El Cuartel de la Montaña está abierto hasta las 16 horas. Llego cinco minutos antes del cierre. Una militar me recibe, seria, revisando su fusil, y me llama una guía. La guía llega y se presenta; me indica que está para servirme. Me pregunta de dónde vengo. De Bogotá, le digo.
—¿Es verdad eso de que allá nadie quiere a los venezolanos? –consulta.
—No, eso no es cierto –le respondo.
—Yo he escuchado testimonios de compatriotas que aseguran que los tratan muy mal, y eso no me gusta para nada. ¿Es que ustedes no se acuerdan de que acá, en una época, recibimos a 6 millones de colombianos y los tratamos como hermanos? Bueno, no importa –se responde ante mi silencio–. Finalmente es entendible, porque si ustedes están de parte de los gringos, quiero decir, si sus dirigentes están de parte de ellos y les permiten poner bases militares para amenazar nuestra soberanía, es porque no nos quieren… ¿Tú estás de acuerdo con esa vaina?
—Mira, yo sólo vengo a ver el mausoleo de Hugo Chávez –le aclaro.
–Sí, sí, olvídalo. Para eso estamos, para mostrarte el lugar donde descansa nuestro eterno y supremo comandante en jefe de todos los ejércitos y el pueblo –reconoce altiva, mientras atravesamos un apacible pasaje que ostenta todas las banderas de los países que conforman Latinoamérica y el Caribe.
En medio de una suerte de castillo tropical, que lleva en lo más alto de su fachada la inscripción “4F”, en conmemoración del 4 de febrero de 1992,1 están los restos del comandante, enfrascados en una imponente urna de mármol negro, que hace parte de una obra que tiene como base una hermosa fuente con dos entradas laterales.
Entre las ofrendas florales que envuelven el sarcófago, se alcanzan a ver unas inscripciones, que, después descubriría, son frases célebres del finado. La urna permanece rodeada de cuatro guardias vestidos con trajes y espadas castrenses de la época de la independencia. Atrás, una foto humanizada de Bolívar, encargada por Chávez tras varios cotejos a partir de especulaciones sobre su verdadero semblante. A los lados, dos fotos del “eterno y supremo comandante en jefe de todos los ejércitos y el pueblo”. En una aparece sonriente. En la otra, absolutamente circunspecto.
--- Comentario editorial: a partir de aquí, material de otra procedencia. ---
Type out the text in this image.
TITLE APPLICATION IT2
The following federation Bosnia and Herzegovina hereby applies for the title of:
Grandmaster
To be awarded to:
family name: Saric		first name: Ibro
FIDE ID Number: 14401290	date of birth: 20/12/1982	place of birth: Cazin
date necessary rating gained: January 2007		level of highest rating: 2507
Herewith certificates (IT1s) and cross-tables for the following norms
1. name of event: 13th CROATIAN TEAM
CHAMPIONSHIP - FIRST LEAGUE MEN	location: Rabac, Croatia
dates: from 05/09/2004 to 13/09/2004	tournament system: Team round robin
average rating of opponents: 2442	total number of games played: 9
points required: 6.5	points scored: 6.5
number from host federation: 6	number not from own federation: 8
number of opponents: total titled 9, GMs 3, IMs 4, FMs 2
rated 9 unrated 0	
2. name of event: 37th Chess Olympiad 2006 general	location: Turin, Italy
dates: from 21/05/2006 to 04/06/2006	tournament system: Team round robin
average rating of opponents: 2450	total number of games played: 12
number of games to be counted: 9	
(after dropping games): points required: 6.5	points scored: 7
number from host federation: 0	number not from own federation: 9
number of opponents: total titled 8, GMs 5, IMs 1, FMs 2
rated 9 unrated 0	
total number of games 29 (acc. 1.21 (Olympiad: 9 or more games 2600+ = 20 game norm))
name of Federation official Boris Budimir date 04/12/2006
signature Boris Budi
Después de entrar al enorme recinto y permanecer allí unos minutos, en completo silencio, observando y sintiendo la suntuosidad dramatúrgica del espacio, escucho una trompeta y varios redoblantes. Detrás de mí veo que viene una pequeña comparsa. La guía me retira hacia un lado, diciéndome: “Cada dos horas hacen cambio de guardia. Quítate la gorra y, si te apetece, pon tu mano en la frente”.
Presencio todo el despliegue. Cada uno de los guardias salientes grita lemas marciales al son de la fanfarria. Los guardias que ingresan hacen lo mismo. El cambio conforma una considerada coreografía, que se repite 12 veces por día, más o menos trescientas sesenta veces al mes y cuatro mil trescientas veinte al año.
Al terminar la deferencia, la guía me invita a pasar a un auditorio donde, por medio de fotografías, me explica la parte de la historia de Venezuela que ella considera relevante. Habla de traiciones y recuperaciones. De vendidos al imperio y héroes consagrados. Hay objetos personales de la infancia del comandante: un pupitre, una bicicleta, un bate y una manopla de béisbol.
Al salir del perímetro fúnebre, la guía me cuenta que Chávez murió a las 16.25 horas y que todos los días, en ese horario, se suelta un cañonazo para recapitular el momento en la que “nuestro comandante partió físicamente para guiar la revolución bolivariana desde el cielo”. Veo venir, entonces, la misma comparsa que minutos antes había orquestado el cambio de guardia, pero esta vez la vestimenta de los soldados es diferente: todos llevan overoles, pañoletas y sombreros campesinos. En un acto rápido, arreglan todo para la detonación. A las 16.25 en punto, después de recitar varias plegarias y hacer algunas declaraciones revolucionarias, de compromiso y resistencia, un ensordecedor cañonazo hizo retumbar la colina y el barrio donde está emplazado el hierático Cuartel de la Montaña.
—Como puedes ver, somos fuertes y estamos unidos. Si los gringos se meten a nuestro país, se desata la tercera guerra mundial. Es así. Que respeten. Rusia y China están con nosotros. Esperemos que los líderes que están en contra de nuestra soberanía puedan ser inteligentes y evitar un genocidio. Pero si nos atacan, nosotros respondemos, y si quieren dialogar, nosotros dialogamos. El espíritu de nuestra revolución es pacifista pero no bobo. Eso nos enseñó el comandante y nos lo recuerda todos los días nuestro presidente –argumenta la guía.
1. Día en que la construcción mencionada sirvió de cuartel general de las fuerzas lideradas por el entonces teniente coronel Hugo Chávez, para llevar a cabo un fallido golpe de Estado contra el presidente Carlos Andrés Pérez.